Answer:
The coefficient of restitution is greater in a head-on collision
Step-by-step explanation:
Let m be the masses of the electric vehicles and v be their initial speeds. Since they are moving in opposite directions, the momentum, p₁ of the first electric vehicle = mv and that of the second vehicle is p₂ = -mv. Let p₃ and p₄ be their final momenta. From the law of conservation of momentum, momentum before impact = momentum after impact.
So, p₁ + p₂ = p₃ + p₄
mv + (-mv) = p₃ + p₄
mv - mv = p₃ + p₄
0 = p₃ + p₄
p₃ = -p₄
mv₃ = -mv₄
v₃ = -v₄. where v₃ and v₄ are their final velocities. This shows that their final velocities are not zero. So they do not come to a stop.
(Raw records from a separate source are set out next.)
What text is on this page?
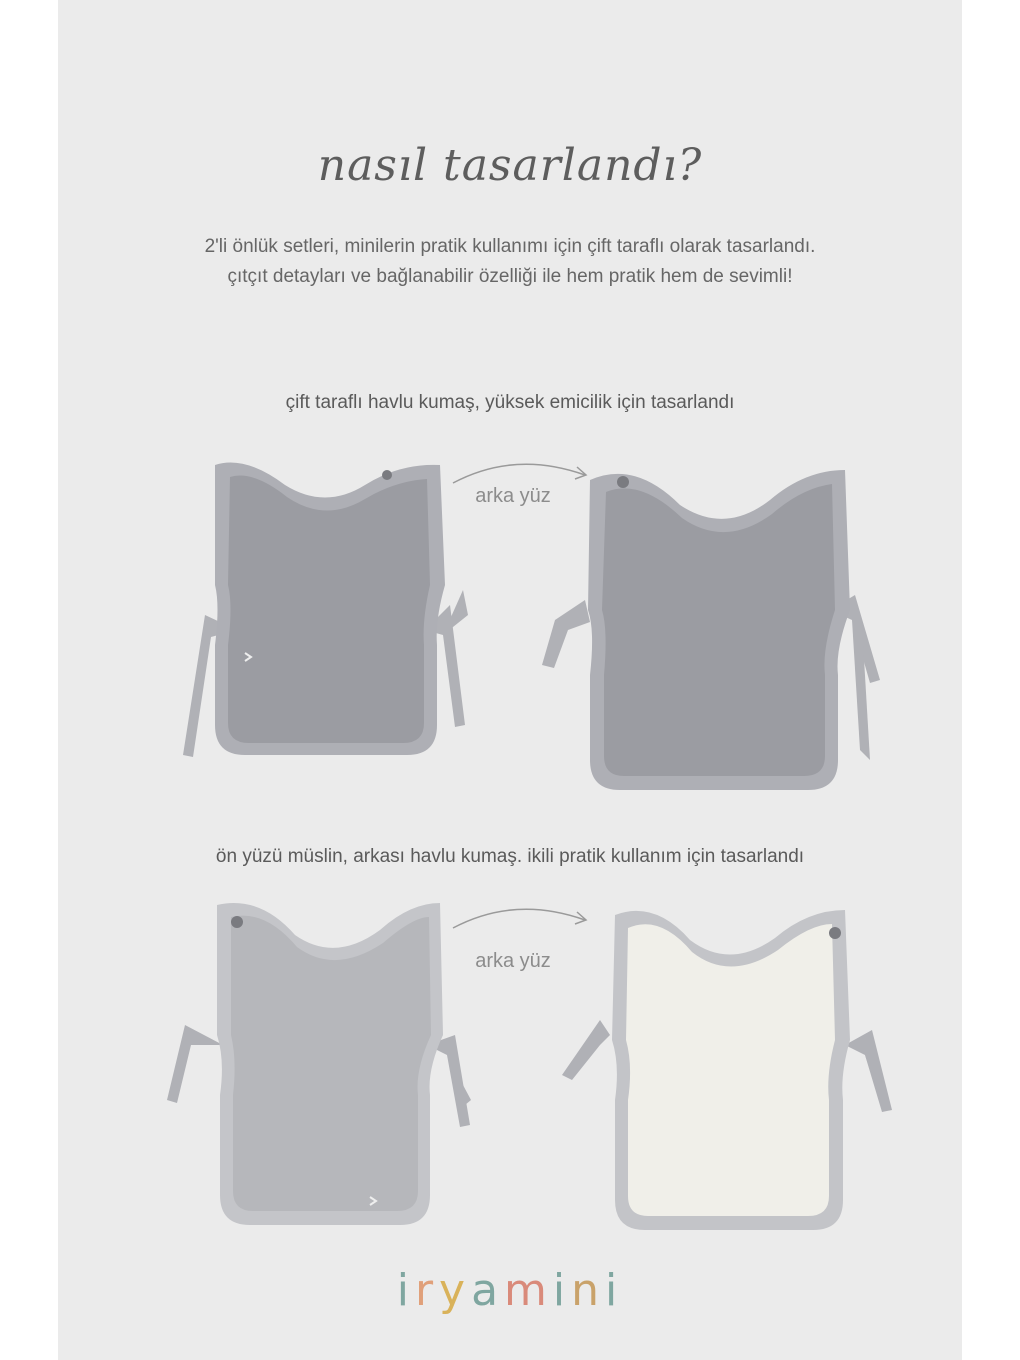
nasıl tasarlandı?
2'li önlük setleri, minilerin pratik kullanımı için çift taraflı olarak tasarlandı.
çıtçıt detayları ve bağlanabilir özelliği ile hem pratik hem de sevimli!
çift taraflı havlu kumaş, yüksek emicilik için tasarlandı
arka yüz
ön yüzü müslin, arkası havlu kumaş. ikili pratik kullanım için tasarlandı
arka yüz
iryamini
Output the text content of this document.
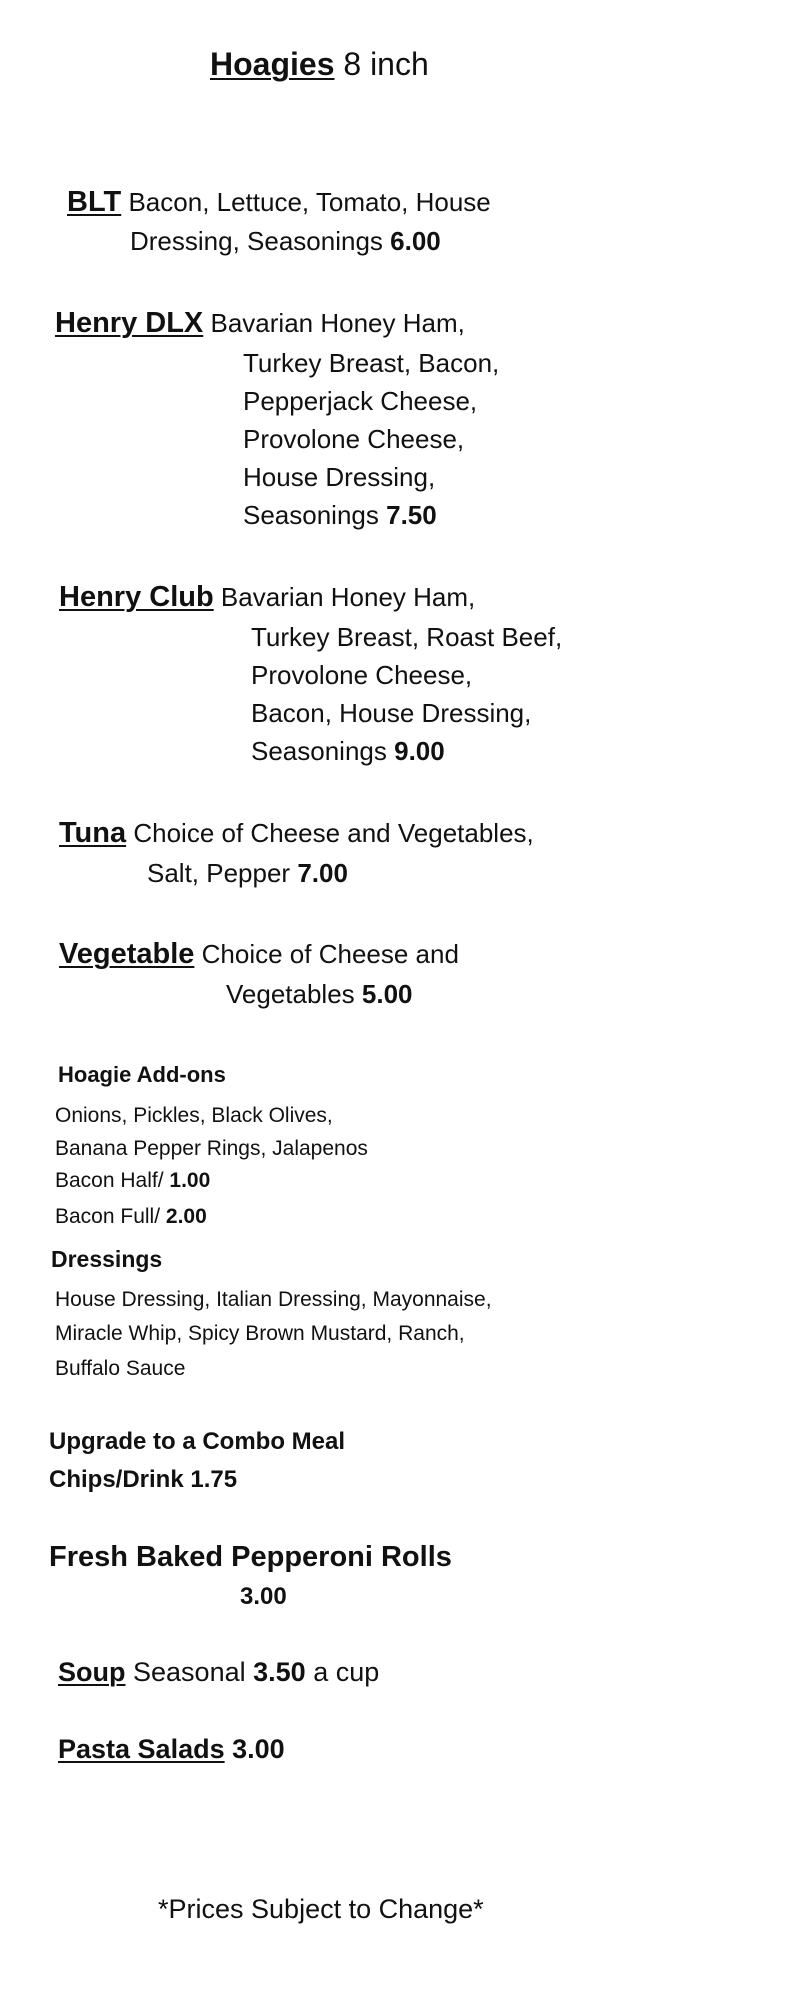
Hoagies 8 inch
BLT Bacon, Lettuce, Tomato, House
Dressing, Seasonings 6.00
Henry DLX Bavarian Honey Ham,
Turkey Breast, Bacon,
Pepperjack Cheese,
Provolone Cheese,
House Dressing,
Seasonings 7.50
Henry Club Bavarian Honey Ham,
Turkey Breast, Roast Beef,
Provolone Cheese,
Bacon, House Dressing,
Seasonings 9.00
Tuna Choice of Cheese and Vegetables,
Salt, Pepper 7.00
Vegetable Choice of Cheese and
Vegetables 5.00
Hoagie Add-ons
Onions, Pickles, Black Olives,
Banana Pepper Rings, Jalapenos
Bacon Half/ 1.00
Bacon Full/ 2.00
Dressings
House Dressing, Italian Dressing, Mayonnaise,
Miracle Whip, Spicy Brown Mustard, Ranch,
Buffalo Sauce
Upgrade to a Combo Meal
Chips/Drink 1.75
Fresh Baked Pepperoni Rolls
3.00
Soup Seasonal 3.50 a cup
Pasta Salads 3.00
*Prices Subject to Change*
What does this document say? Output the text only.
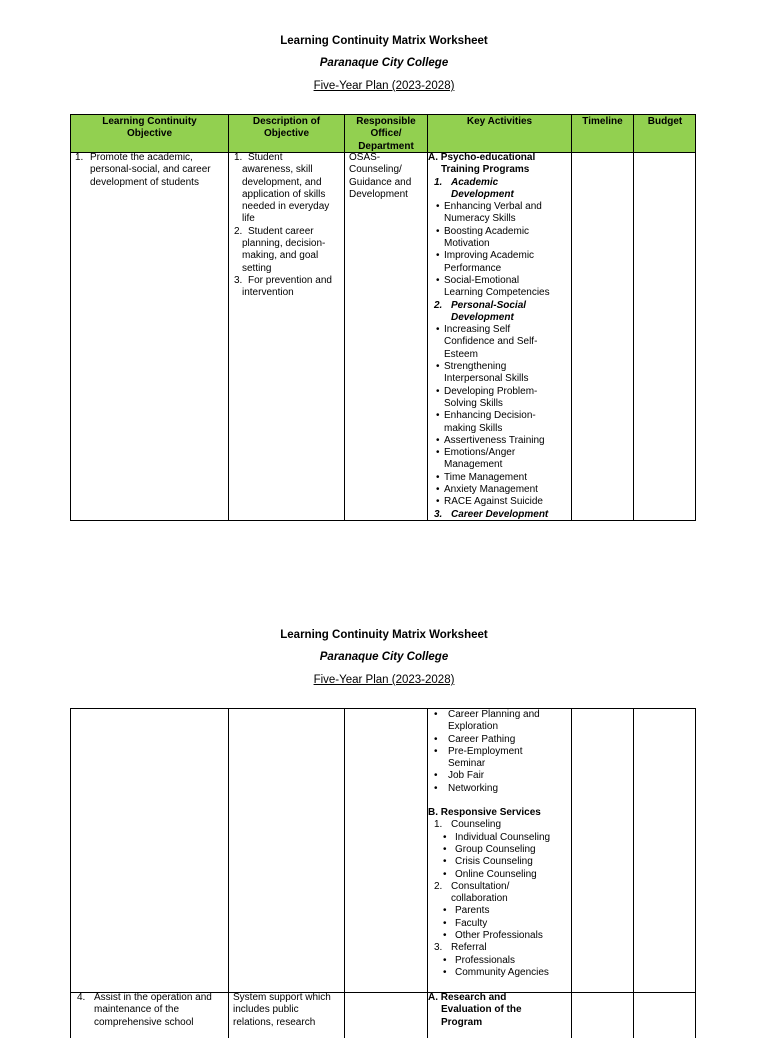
Learning Continuity Matrix Worksheet
Paranaque City College
Five-Year Plan (2023-2028)
Learning Continuity Objective
Description of Objective
Responsible Office/ Department
Key Activities	Timeline	Budget
1. Promote the academic,
personal-social, and career
development of students
1. Student
awareness, skill
development, and
application of skills
needed in everyday
life
2. Student career
planning, decision-
making, and goal
setting
3. For prevention and
intervention
OSAS-
Counseling/
Guidance and
Development
A. Psycho-educational
Training Programs
1. Academic
Development
• Enhancing Verbal and
Numeracy Skills
• Boosting Academic
Motivation
• Improving Academic
Performance
• Social-Emotional
Learning Competencies
2. Personal-Social
Development
• Increasing Self
Confidence and Self-
Esteem
• Strengthening
Interpersonal Skills
• Developing Problem-
Solving Skills
• Enhancing Decision-
making Skills
• Assertiveness Training
• Emotions/Anger
Management
• Time Management
• Anxiety Management
• RACE Against Suicide
3. Career Development
Learning Continuity Matrix Worksheet
Paranaque City College
Five-Year Plan (2023-2028)
• Career Planning and
Exploration
• Career Pathing
• Pre-Employment
Seminar
• Job Fair
• Networking
B. Responsive Services
1. Counseling
• Individual Counseling
• Group Counseling
• Crisis Counseling
• Online Counseling
2. Consultation/
collaboration
• Parents
• Faculty
• Other Professionals
3. Referral
• Professionals
• Community Agencies
4. Assist in the operation and
maintenance of the
comprehensive school
System support which
includes public
relations, research
A. Research and
Evaluation of the
Program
Now, we calculate the coefficient of restitution, e = -(v₄ - v₃)/(v₂ - v₁) = -(v₄ -
(-v₄))/(-v - (v))= - (v₄+ v₄)/-(v + v) = 2v₄/2v = v₄/v. Since e ≠ 0, the vehicles do not come to a stop
Head-on collisions are more jarring because, the coefficient of restitution is greater in an head-on collision because, the maximum value of the velocity is used by the electric vehicles. They only have velocity components in one direction, thereby, having a maximum value for the coefficient of restitution.